The other man lifted a
finger. “He is my brother, Hassan. He knows what he saw. Governor Zaqeem was lying there among the others with his throat cut.”
Hassan sighed. Looked away. Looked back again. Said something too quiet for Josef or Daneel to hear.
The other man, Tobiath, waved him off. “It’s nothing… just… listen to me, my friend. You must listen to…” More murmured words, placating gestures.
Hassan was shaking his head.
Tobiath was becoming more animated. He grasped Hassan’s forearm. “You must see,” he said, just loud enough to hear. “Zaqeem was not a simple man. You didn’t know everything about him, neither of us did. You said it yourself, for more than a year he’d been hiding something. Perhaps now we know what that something was.”
“He was not one of them.”
“Yet he was found among them.” The man lifted his hands. “I loved him too. But it is where he was found. He was mere feet from the altar.”
Hassan shook his head again. Their voices dropped once more from earshot.
Tobiath was murmuring intently. He seemed to be doing most of the talking now.

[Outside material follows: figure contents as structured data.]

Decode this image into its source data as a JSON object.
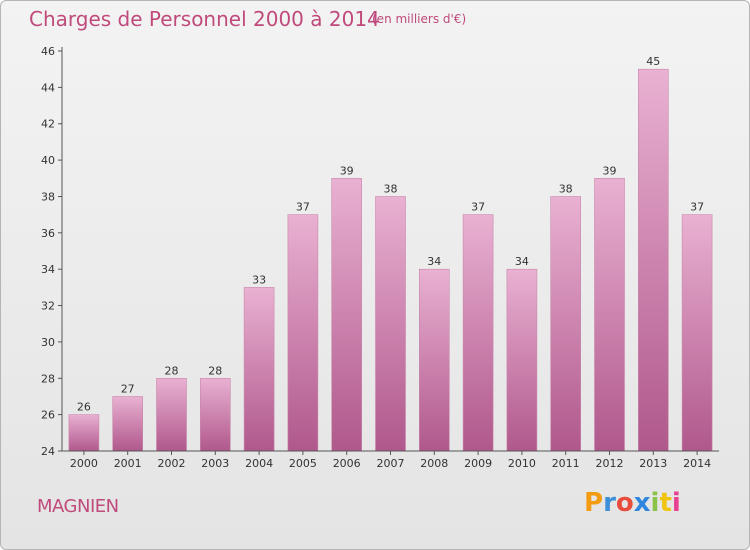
{
  "header": {
    "title": "Charges de Personnel 2000 à 2014",
    "subtitle": "(en milliers d'€)"
  },
  "footer": {
    "commune": "MAGNIEN",
    "brand": "Proxiti",
    "brand_letters": [
      "P",
      "r",
      "o",
      "x",
      "i",
      "t",
      "i"
    ],
    "brand_colors": [
      "#f39c12",
      "#3d8fd8",
      "#e74c3c",
      "#2e86de",
      "#8bc34a",
      "#f1c40f",
      "#e84393"
    ]
  },
  "colors": {
    "bar_light": "#e9b1d2",
    "bar_dark": "#b0588c",
    "accent": "#c04a7c"
  },
  "chart_data": {
    "type": "bar",
    "categories": [
      "2000",
      "2001",
      "2002",
      "2003",
      "2004",
      "2005",
      "2006",
      "2007",
      "2008",
      "2009",
      "2010",
      "2011",
      "2012",
      "2013",
      "2014"
    ],
    "values": [
      26,
      27,
      28,
      28,
      33,
      37,
      39,
      38,
      34,
      37,
      34,
      38,
      39,
      45,
      37
    ],
    "title": "Charges de Personnel 2000 à 2014",
    "xlabel": "",
    "ylabel": "",
    "ylim": [
      24,
      46
    ],
    "yticks": [
      24,
      26,
      28,
      30,
      32,
      34,
      36,
      38,
      40,
      42,
      44,
      46
    ],
    "grid": false,
    "legend": "none"
  }
}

After a while Hassan leaned in. “And Yasmin?”
“No,” Tobiath said, a little louder than intended. Both glanced around the room before turning back to one another. “Do not tell her, Hassan. She cannot know.”
“You are doing as Zaqeem did, Tobiath. You are keeping things from me. And now you ask I do the same with her?”
Their voices lowered again. Josef looked around but there was no way of getting closer without making their listening obvious.
The Brothers continued to move around the library, pretending to examine its various artefacts and texts whilst remaining within earshot of the two men until midnight, when the library closed. When Tobiath finally left, Josef and Daneel followed him from a distance. They watched him go along the side streets by the sheepgate. They followed him through the narrows by the city’s west quarter and then out into a deserted street.
From the adjoining alley, they could see Tobiath walk the street’s length to the walled end on the other side. The man reached the cornerhouse, stopped to look around, and then retrieved a key from beneath a pot beside the door.